NOTES.
P. 2. Pascal's Profession of Faith. A few days after Pascal's death, a servant discovered this profession sewed into a fold of his master's waistcoat, pourpoint. It was written on parchment, with a copy on paper. His family believed that he had carefully placed this in each new garment, desiring to have always about him the memorial of the great spiritual crisis.
P. 3, l. 32. Dereliquerunt me. Jer. li. 13.
P. 3. General Introduction. In this are apparently two drafts of the same preface, the second beginning with the paragraph "Before entering," p. 9, l. 6. M. Faugère was the first to recognize the true character of this sketch, which has borne various titles. The Port Royal edition called it: "Against the Indifference of Atheists;" Condorcet headed it: "On the Need of Concern for the Proofs of a Future Life;" Bossut: "On the Need of a Study of Religion." See [note on p. 61].
P. 3, l. 8. Deus absconditus. Is. xlv. 15. Vere tu es Deus absconditus, Deus Israel salvator.

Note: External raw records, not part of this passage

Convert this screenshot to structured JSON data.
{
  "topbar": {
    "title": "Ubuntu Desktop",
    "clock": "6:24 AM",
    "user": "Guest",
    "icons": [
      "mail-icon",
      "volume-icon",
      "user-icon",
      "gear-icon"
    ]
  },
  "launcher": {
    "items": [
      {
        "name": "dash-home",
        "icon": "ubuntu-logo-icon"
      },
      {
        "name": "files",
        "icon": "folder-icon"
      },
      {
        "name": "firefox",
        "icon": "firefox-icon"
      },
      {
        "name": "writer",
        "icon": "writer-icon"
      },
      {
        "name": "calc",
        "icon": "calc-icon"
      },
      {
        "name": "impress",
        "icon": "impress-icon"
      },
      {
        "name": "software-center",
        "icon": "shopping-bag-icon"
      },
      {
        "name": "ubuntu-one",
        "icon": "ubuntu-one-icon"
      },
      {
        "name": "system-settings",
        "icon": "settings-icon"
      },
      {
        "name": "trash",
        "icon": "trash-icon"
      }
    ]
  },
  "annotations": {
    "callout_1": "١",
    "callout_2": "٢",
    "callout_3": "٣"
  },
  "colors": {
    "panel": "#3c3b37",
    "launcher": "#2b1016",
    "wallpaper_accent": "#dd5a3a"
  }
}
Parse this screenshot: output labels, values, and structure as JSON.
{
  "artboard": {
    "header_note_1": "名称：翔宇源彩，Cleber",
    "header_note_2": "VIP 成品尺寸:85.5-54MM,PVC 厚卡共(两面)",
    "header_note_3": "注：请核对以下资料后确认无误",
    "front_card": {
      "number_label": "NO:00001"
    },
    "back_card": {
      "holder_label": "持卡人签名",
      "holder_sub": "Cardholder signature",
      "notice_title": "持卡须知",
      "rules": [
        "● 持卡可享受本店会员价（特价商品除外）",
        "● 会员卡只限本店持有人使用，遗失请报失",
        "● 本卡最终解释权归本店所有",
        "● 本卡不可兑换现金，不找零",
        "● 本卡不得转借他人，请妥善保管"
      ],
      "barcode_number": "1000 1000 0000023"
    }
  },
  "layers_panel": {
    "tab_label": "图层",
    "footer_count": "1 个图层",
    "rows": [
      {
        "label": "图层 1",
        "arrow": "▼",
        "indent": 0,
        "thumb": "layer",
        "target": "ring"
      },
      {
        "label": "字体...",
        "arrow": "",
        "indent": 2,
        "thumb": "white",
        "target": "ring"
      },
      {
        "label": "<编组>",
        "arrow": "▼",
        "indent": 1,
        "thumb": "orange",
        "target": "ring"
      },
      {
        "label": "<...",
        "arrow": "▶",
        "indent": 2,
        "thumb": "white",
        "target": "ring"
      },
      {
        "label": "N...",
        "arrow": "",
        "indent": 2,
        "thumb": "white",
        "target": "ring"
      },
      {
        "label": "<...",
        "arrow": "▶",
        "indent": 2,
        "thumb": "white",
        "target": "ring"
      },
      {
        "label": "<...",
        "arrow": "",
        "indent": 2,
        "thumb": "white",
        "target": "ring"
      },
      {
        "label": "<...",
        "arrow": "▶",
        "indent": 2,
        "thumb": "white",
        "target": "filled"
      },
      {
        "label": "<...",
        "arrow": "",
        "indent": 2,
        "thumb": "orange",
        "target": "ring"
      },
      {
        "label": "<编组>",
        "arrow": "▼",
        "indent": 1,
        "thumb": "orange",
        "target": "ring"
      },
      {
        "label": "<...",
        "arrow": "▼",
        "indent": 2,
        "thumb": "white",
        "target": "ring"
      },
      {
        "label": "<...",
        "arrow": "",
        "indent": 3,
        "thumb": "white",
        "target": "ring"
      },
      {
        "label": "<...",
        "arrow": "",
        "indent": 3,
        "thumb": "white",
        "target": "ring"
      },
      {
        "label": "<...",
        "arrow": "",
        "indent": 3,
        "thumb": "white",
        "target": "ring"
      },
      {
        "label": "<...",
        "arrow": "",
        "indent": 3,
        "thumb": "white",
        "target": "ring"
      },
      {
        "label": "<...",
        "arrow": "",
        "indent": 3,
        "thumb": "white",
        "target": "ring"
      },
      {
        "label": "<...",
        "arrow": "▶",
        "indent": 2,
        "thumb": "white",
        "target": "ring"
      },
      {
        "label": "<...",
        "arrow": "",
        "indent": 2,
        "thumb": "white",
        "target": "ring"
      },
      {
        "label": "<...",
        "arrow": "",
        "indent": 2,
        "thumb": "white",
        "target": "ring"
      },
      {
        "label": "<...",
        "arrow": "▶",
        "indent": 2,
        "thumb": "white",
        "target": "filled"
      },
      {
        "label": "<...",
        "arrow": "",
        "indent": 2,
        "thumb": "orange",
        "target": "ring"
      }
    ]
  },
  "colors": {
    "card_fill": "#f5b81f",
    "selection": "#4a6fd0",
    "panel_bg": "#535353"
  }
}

P. 11. Notes for the General Introduction. The fragments following are thus arranged by Molinier as having been in his judgment intended for and many of them expanded in the preceding Preface.
P. 12, l. 23. Miton was a man of fashion at Paris, a friend of Pascal's friend, the Chevalier de Méré.
P. 17. Preface to the First Part. This is Pascal's own title to the section.
P. 17, l. 2. Charron, Pierre, was born at Paris in 1541. He was a friend of Montaigne, whose philosophy he adopted. His Traité de la Sagesse, Bordeaux, 1601, is the work of whose elaborate divisions Pascal complains.